Cien, zwlaszcza w czasie naszego lata, jest nam niezmiernie cenny - bo dokladnie od 1 czerwca czyli na dniach, zaczna sie upalne temperatury, takie 40to stopniowe, i beda trwac pewnie do konca wrzesnia.

 Co narazie mamy ludzkie temperatury pomiedzy 25 - 30 st i czeste deszcze. Dzieki tym warunkom zielen jest przecudna, nawet emeraldowa Irlandia moglaby pozazdroscic - swieza, gesta, niezakurzona, widac jak drzewom i trawie podoba sie i zdrowo rosna.
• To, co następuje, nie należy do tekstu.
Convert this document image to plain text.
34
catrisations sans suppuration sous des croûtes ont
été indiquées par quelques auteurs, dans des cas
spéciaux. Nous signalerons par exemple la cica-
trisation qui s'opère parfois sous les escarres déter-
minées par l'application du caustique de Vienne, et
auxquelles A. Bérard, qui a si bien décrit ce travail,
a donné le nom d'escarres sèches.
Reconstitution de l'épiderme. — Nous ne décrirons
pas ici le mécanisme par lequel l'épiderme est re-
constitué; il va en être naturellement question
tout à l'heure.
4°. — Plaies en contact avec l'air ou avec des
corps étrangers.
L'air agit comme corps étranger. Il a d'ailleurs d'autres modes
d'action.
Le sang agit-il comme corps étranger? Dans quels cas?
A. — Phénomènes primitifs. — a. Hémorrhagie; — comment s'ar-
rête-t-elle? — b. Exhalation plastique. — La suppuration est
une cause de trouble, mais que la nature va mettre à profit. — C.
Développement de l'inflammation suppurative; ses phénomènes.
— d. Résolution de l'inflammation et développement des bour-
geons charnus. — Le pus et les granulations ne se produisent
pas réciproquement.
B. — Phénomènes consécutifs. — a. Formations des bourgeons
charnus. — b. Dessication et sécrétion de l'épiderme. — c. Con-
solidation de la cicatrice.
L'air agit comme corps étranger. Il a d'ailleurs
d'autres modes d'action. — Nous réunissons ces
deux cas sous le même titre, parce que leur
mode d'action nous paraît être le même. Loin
 W czasie lata, by ograniczyc nagrzewanie domow piekielnym sloncem, oprocz klimatyzacji pracujacej non stop (tej wiosny juz od kwietnia) siedzimy z oknami szczelnie pozaslanianymi  a kazdy kto ma blisko domu drzewo i jego cien chwali sobie ( a na jesieni przeklina bo liscie, liscie) jako ze daje dodatkowa ochrone przed sloncem .

 Mam podobnie - kilka drzew dookola domu i ich cien. W dodatku moja sypialnia jest tak umiejscowiona iz korzysta z cienia pobliskiej brzozy. Oprocz tego ze pomagala trzymac ta czesc domu ocieniona bardzo lubilam patrzec na cienie tanczacych w wiaterku galazek jakie rzucala na okno, sciany sypialni, albo lezac w lozku rzucic za okno wzrokiem i widziec zielen. Ta brzoze "kupilismy" razem z domem i zawsze nas dziwilo jak ktos mogl ja posadzic tak blisko domu. A wtedy, 9 lat temu, byla mlodsza czyli mniejsza, mniej rozlozysta. Pozniej, gdy sie zbyt rozrosla, nieraz maz podcinal galezie bo sie ocieraly o dach .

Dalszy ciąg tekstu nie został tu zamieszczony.